For some temporary data migration task, I need to set up an NFS server. The UIDs on both machines do not match, so I somehow need to avoid permission issues.
Luckily, I thought, there's an all_squash
option. It says:
all_squash: Map all uids and gids to the anonymous user. Useful for NFS-exported public FTP directories, news spool directories, etc. The opposite option is no_all_squash, which is the default setting.

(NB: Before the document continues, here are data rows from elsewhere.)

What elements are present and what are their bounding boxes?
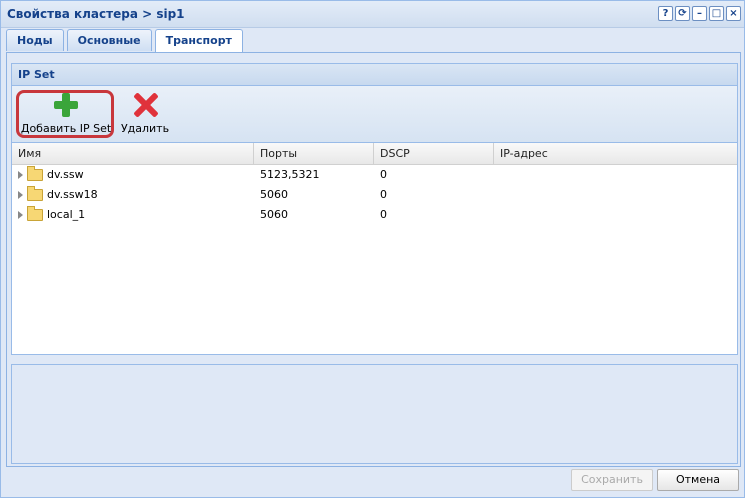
row-ip	[494, 165, 737, 185]
details-panel	[11, 364, 738, 464]
column-header-name[interactable]: Имя	[12, 143, 254, 164]
close-icon[interactable]: ×	[726, 6, 741, 21]
row-name: local_1	[47, 208, 86, 221]
folder-icon	[27, 206, 43, 221]
row-ports: 5123,5321	[260, 168, 320, 181]
expand-arrow-icon[interactable]	[18, 211, 23, 219]
table-row[interactable]: dv.ssw 5123,5321 0	[12, 165, 737, 185]
ip-set-toolbar: Добавить IP Set Удалить	[12, 86, 737, 143]
row-dscp: 0	[380, 188, 387, 201]
minimize-icon[interactable]: –	[692, 6, 707, 21]
grid-header: Имя Порты DSCP IP-адрес	[12, 143, 737, 165]
row-ports: 5060	[260, 188, 288, 201]
delete-icon	[132, 92, 159, 118]
add-ip-set-button[interactable]: Добавить IP Set	[20, 92, 112, 135]
row-name: dv.ssw18	[47, 188, 98, 201]
window-tools: ? ⟳ – □ ×	[658, 6, 741, 21]
refresh-icon[interactable]: ⟳	[675, 6, 690, 21]
dialog-footer: Сохранить Отмена	[1, 467, 744, 497]
row-ports: 5060	[260, 208, 288, 221]
tab-transport[interactable]: Транспорт	[154, 29, 243, 52]
panel-title: IP Set	[12, 64, 737, 86]
row-ip	[494, 205, 737, 225]
row-dscp: 0	[380, 168, 387, 181]
add-icon	[53, 92, 79, 118]
cluster-properties-window: Свойства кластера > sip1 ? ⟳ – □ × Ноды …	[0, 0, 745, 498]
row-ip	[494, 185, 737, 205]
expand-arrow-icon[interactable]	[18, 171, 23, 179]
column-header-ip-address[interactable]: IP-адрес	[494, 143, 737, 164]
add-ip-set-label: Добавить IP Set	[20, 122, 112, 135]
cancel-button[interactable]: Отмена	[657, 469, 739, 491]
folder-icon	[27, 166, 43, 181]
folder-icon	[27, 186, 43, 201]
column-header-ports[interactable]: Порты	[254, 143, 374, 164]
maximize-icon[interactable]: □	[709, 6, 724, 21]
help-icon[interactable]: ?	[658, 6, 673, 21]
tab-body: IP Set Добавить IP Set Удалить Имя Порты…	[6, 52, 741, 467]
row-name: dv.ssw	[47, 168, 84, 181]
table-row[interactable]: dv.ssw18 5060 0	[12, 185, 737, 205]
row-dscp: 0	[380, 208, 387, 221]
column-header-dscp[interactable]: DSCP	[374, 143, 494, 164]
delete-label: Удалить	[120, 122, 170, 135]
table-row[interactable]: local_1 5060 0	[12, 205, 737, 225]
save-button[interactable]: Сохранить	[571, 469, 653, 491]
tab-general[interactable]: Основные	[66, 29, 152, 51]
tab-nodes[interactable]: Ноды	[6, 29, 64, 51]
ip-set-panel: IP Set Добавить IP Set Удалить Имя Порты…	[11, 63, 738, 355]
window-title: Свойства кластера > sip1	[7, 7, 185, 21]
tab-bar: Ноды Основные Транспорт	[6, 29, 243, 52]
window-titlebar: Свойства кластера > sip1 ? ⟳ – □ ×	[1, 1, 744, 28]
expand-arrow-icon[interactable]	[18, 191, 23, 199]
delete-button[interactable]: Удалить	[120, 92, 170, 135]
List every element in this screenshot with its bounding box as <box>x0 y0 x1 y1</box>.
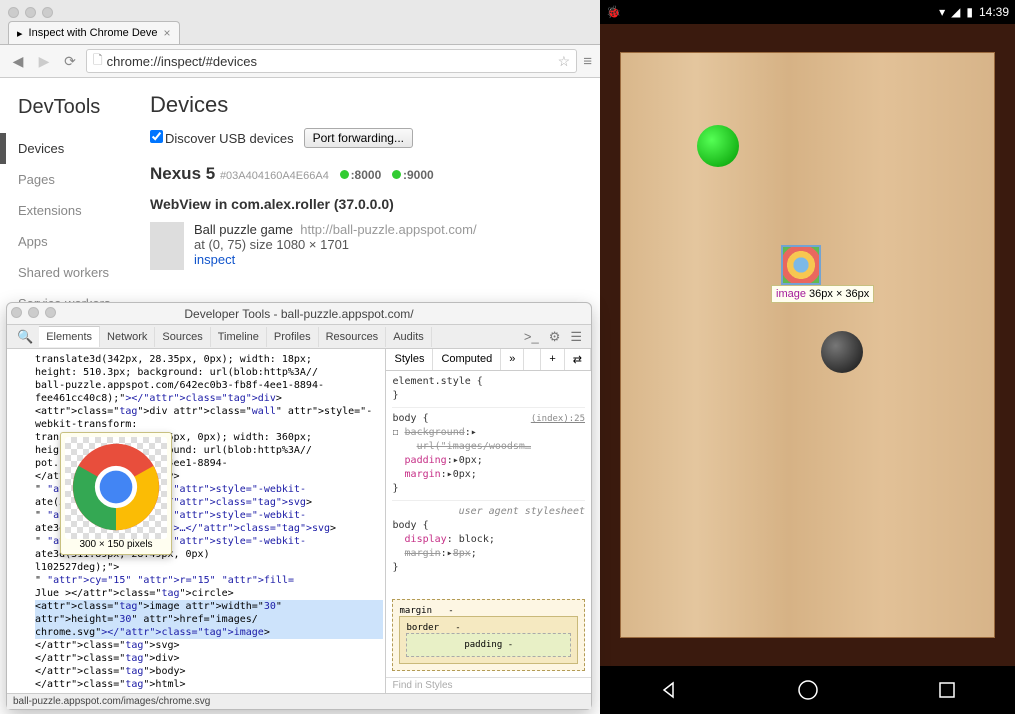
tab-audits[interactable]: Audits <box>386 327 432 347</box>
debug-icon: 🐞 <box>606 5 621 19</box>
port-forwarding-button[interactable]: Port forwarding... <box>304 128 413 148</box>
find-in-styles[interactable]: Find in Styles <box>386 677 591 693</box>
page-heading: Devices <box>150 92 586 118</box>
browser-tab[interactable]: ▸ Inspect with Chrome Deve × <box>8 21 180 44</box>
devtools-title: DevTools <box>18 96 140 119</box>
tab-profiles[interactable]: Profiles <box>267 327 319 347</box>
tab-sources[interactable]: Sources <box>155 327 210 347</box>
chrome-logo-icon <box>68 439 164 535</box>
bookmark-icon[interactable]: ☆ <box>558 53 571 70</box>
webview-meta: at (0, 75) size 1080 × 1701 <box>194 237 477 252</box>
game-surface[interactable]: image 36px × 36px <box>620 52 995 638</box>
webview-thumbnail <box>150 222 184 270</box>
console-icon[interactable]: >_ <box>519 329 544 344</box>
traffic-close[interactable] <box>8 7 19 18</box>
traffic-max[interactable] <box>45 307 56 318</box>
address-bar[interactable]: 🗋 chrome://inspect/#devices ☆ <box>86 49 577 73</box>
webview-url: http://ball-puzzle.appspot.com/ <box>300 222 476 237</box>
image-dims: 300 × 150 pixels <box>65 539 167 550</box>
devtools-window-title: Developer Tools - ball-puzzle.appspot.co… <box>184 307 413 321</box>
tab-network[interactable]: Network <box>100 327 155 347</box>
traffic-min[interactable] <box>28 307 39 318</box>
back-icon[interactable] <box>659 680 679 700</box>
signal-icon: ◢ <box>951 5 960 19</box>
tab-timeline[interactable]: Timeline <box>211 327 267 347</box>
gear-icon[interactable]: ⚙ <box>544 329 566 345</box>
search-icon[interactable]: 🔍 <box>11 329 39 345</box>
tab-elements[interactable]: Elements <box>39 326 100 347</box>
sidebar-item-extensions[interactable]: Extensions <box>18 195 140 226</box>
webview-title: Ball puzzle game <box>194 222 293 237</box>
clock: 14:39 <box>979 5 1009 19</box>
battery-icon: ▮ <box>966 5 973 19</box>
sidebar-item-devices[interactable]: Devices <box>0 133 140 164</box>
traffic-min[interactable] <box>25 7 36 18</box>
status-dot <box>340 170 349 179</box>
status-dot <box>392 170 401 179</box>
tab-styles[interactable]: Styles <box>386 349 433 370</box>
reload-button[interactable]: ⟳ <box>60 51 80 71</box>
port-label: :8000 <box>351 168 382 182</box>
ball-green[interactable] <box>697 125 739 167</box>
port-label: :9000 <box>403 168 434 182</box>
inspect-link[interactable]: inspect <box>194 252 477 267</box>
traffic-max[interactable] <box>42 7 53 18</box>
device-row: Nexus 5 #03A404160A4E66A4 :8000 :9000 <box>150 164 586 184</box>
toggle-state-icon[interactable]: ⇄ <box>565 349 591 370</box>
box-model: margin - border - padding - <box>392 599 585 671</box>
tab-title: Inspect with Chrome Deve <box>29 27 158 39</box>
sidebar-item-shared-workers[interactable]: Shared workers <box>18 257 140 288</box>
styles-pane[interactable]: element.style { } (index):25body { ☐ bac… <box>386 371 591 579</box>
tab-favicon: ▸ <box>17 27 23 40</box>
tab-computed[interactable]: Computed <box>433 349 501 370</box>
url-text: chrome://inspect/#devices <box>107 54 257 69</box>
sidebar-item-pages[interactable]: Pages <box>18 164 140 195</box>
webview-heading: WebView in com.alex.roller (37.0.0.0) <box>150 196 586 212</box>
drawer-icon[interactable]: ☰ <box>565 329 587 345</box>
breadcrumb[interactable]: ball-puzzle.appspot.com/images/chrome.sv… <box>7 693 591 709</box>
new-rule-icon[interactable]: + <box>541 349 564 370</box>
page-icon: 🗋 <box>93 51 103 72</box>
android-status-bar: 🐞 ▾ ◢ ▮ 14:39 <box>600 0 1015 24</box>
ball-dark[interactable] <box>821 331 863 373</box>
discover-checkbox-label[interactable]: Discover USB devices <box>150 130 294 146</box>
sidebar-item-apps[interactable]: Apps <box>18 226 140 257</box>
android-nav-bar <box>600 666 1015 714</box>
close-icon[interactable]: × <box>164 26 171 40</box>
device-name: Nexus 5 <box>150 164 215 183</box>
device-id: #03A404160A4E66A4 <box>220 170 329 182</box>
selected-image-highlight[interactable] <box>783 247 819 283</box>
forward-button[interactable]: ▶ <box>34 51 54 71</box>
image-preview-tooltip: 300 × 150 pixels <box>60 432 172 555</box>
wifi-icon: ▾ <box>939 5 945 19</box>
recents-icon[interactable] <box>938 681 956 699</box>
traffic-close[interactable] <box>11 307 22 318</box>
element-tooltip: image 36px × 36px <box>771 285 874 303</box>
back-button[interactable]: ◀ <box>8 51 28 71</box>
tab-resources[interactable]: Resources <box>319 327 387 347</box>
menu-icon[interactable]: ≡ <box>583 53 592 70</box>
tab-more[interactable]: » <box>501 349 524 370</box>
home-icon[interactable] <box>797 679 819 701</box>
discover-checkbox[interactable] <box>150 130 163 143</box>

To map to my desired user and group, I additionally specified anonuid=12345
and anongid=15101982
:
anonuid and anongid: These options explicitly set the uid and gid of the anonymous account. This option is primarily useful for PC/NFS clients, where you might want all requests appear to be from one user. As an example, consider the export entry for /home/joe in the example section below, which maps all requests to uid 150 (which is supposedly that of user joe).
Create a file on a client connected to the NFS share, and as expected I see the following behavior (uid/gid have been changed to 12345
):
$ touch test && ls -l test
-rw-rw-r-- 1 12345 12345 0 Aug 25 18:10 test
However, files which already exist on the share, still have their original uid and gid:
$ ls -l existing-file
-rw-rw-r-- 1 98765 98765 0 Aug 25 18:11 existing-file
Am I not understanding things correctly? I had assumed that all_squash
would simply squash all files uids and gids? If that's not the case, can this be achieved?